Pemerintah melakukan Restrukturisasi organisasi-organisasi pemerintah. Dirjen Pengelolaan Kekayaan Laut dilebur ke dalam Direktorat Jendral Perikanan di bawah naungan Depatermen Pertanian. Dileburnya bidang kelautan dalam pertanian maka semua kebijakan dominan ke darat, sehingga dalam bidang kelautan merasa diabaikan. Hal ini mengakibatkan timbulnya berbagai masalah ekologis kelaautan dan kerawaan  sosial ekonomi pada komunitas pesisir, sehingga tidak adanya kebijakan-kebijakan  yang jelas dalam perberdayaan masyarakat nelayan.
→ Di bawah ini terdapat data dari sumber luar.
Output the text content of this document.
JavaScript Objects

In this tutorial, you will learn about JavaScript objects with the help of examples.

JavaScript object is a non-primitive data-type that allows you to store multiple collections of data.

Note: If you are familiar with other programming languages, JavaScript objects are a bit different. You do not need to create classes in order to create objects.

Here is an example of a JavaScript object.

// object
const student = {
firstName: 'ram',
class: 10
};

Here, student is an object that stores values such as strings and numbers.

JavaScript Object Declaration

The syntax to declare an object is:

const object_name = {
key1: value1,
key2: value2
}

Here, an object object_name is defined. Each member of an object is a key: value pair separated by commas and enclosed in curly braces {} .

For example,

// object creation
Tidak ada pembatas wilayah yang jelas dalam bidang penangkapan sumberdaya perikanan, pemilik modal dan pemilik sarana penangkapan yang mampu meningkatkan hasil  tangkapan, sehingga memicu terjadinya kecemburuan nelayan lokal dalam mengatasi ketidakberdayaan. Kecemburuan terjadi pada kelompok nelayan lokal yang tidak memiliki modal dan alat tangkap yang memmadai, sehingga memicu terjadinya aksi protes yang diwujudkan dalam Gerakan Nelayan.
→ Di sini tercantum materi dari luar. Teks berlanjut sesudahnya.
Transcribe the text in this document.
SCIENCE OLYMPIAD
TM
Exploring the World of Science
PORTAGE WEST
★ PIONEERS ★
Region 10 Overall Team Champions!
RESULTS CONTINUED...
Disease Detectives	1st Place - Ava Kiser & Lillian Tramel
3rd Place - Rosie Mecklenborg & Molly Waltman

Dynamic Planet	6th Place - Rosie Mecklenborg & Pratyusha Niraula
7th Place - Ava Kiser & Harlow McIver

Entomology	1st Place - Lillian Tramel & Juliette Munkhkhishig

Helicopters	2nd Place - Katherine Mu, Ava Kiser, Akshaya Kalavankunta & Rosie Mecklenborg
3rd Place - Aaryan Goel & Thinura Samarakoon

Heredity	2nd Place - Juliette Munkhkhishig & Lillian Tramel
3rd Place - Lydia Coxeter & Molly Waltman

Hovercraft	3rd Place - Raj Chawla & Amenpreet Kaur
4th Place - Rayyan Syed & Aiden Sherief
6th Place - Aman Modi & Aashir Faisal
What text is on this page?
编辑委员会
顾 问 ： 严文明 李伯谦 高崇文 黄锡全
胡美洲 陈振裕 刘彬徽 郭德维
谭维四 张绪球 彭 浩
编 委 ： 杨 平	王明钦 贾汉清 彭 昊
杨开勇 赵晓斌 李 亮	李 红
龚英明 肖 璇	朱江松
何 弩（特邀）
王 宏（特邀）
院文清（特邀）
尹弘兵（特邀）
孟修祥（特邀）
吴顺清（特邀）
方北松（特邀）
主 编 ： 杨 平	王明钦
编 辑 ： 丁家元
Gerakan Nelayan merupakan suatu reaksi atas aksi terhadap ketidakseimbangan , ketidakadilan dan ketidakmerataan dari pemberian suatu kebijakan. Gerakan perlawanan masyarakat nelayan disebabkan oleh beberapa faktor antara lain konflik sosial antar nelayan dalam memperebutkan hasil sumber daya perikanan dan pemerintah tidak dapat menyelesaikan secara tuntas. Pemerintah berupaya untuk menyelesaikan dan menengahi konflik sosial antar nelayan yang terjadi dalam merebutkan sumber daya perikanan dengan mengeluarkan kebijakan Blue Revolution yang dikeluarkan pada tahun 1970.
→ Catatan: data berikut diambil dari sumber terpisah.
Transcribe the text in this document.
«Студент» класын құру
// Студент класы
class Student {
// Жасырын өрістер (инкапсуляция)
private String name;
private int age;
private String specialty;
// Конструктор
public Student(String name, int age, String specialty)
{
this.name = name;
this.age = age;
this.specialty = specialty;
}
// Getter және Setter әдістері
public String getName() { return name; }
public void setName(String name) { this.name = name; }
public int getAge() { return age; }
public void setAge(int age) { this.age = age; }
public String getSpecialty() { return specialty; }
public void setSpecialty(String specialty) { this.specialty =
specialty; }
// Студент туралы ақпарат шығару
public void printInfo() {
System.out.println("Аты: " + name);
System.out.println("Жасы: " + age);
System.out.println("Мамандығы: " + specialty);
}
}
Kebijakan Blue Revolution merupakan kebijakan nasioanal yang mengatur motorisasi perahu dan modernisasi peralatan tangkap. Tujuan dari kebijakan ini ialah untuk peningkatan produktivitas hasil laut dan kesejahteraan nelayan. Berbagai teknologi diterapkan untuk mendukung kebijakan ini antara lain trawl , jaring pukat, pukat lingkar dan pukat harimau. Penggunaan alat ini dikukuhkan dalam surat keputusan Menteri Pertanian No. 607/kpts/um/1976 tentang jalur-jalur penangkapan dan penggunaan alat penangkapan.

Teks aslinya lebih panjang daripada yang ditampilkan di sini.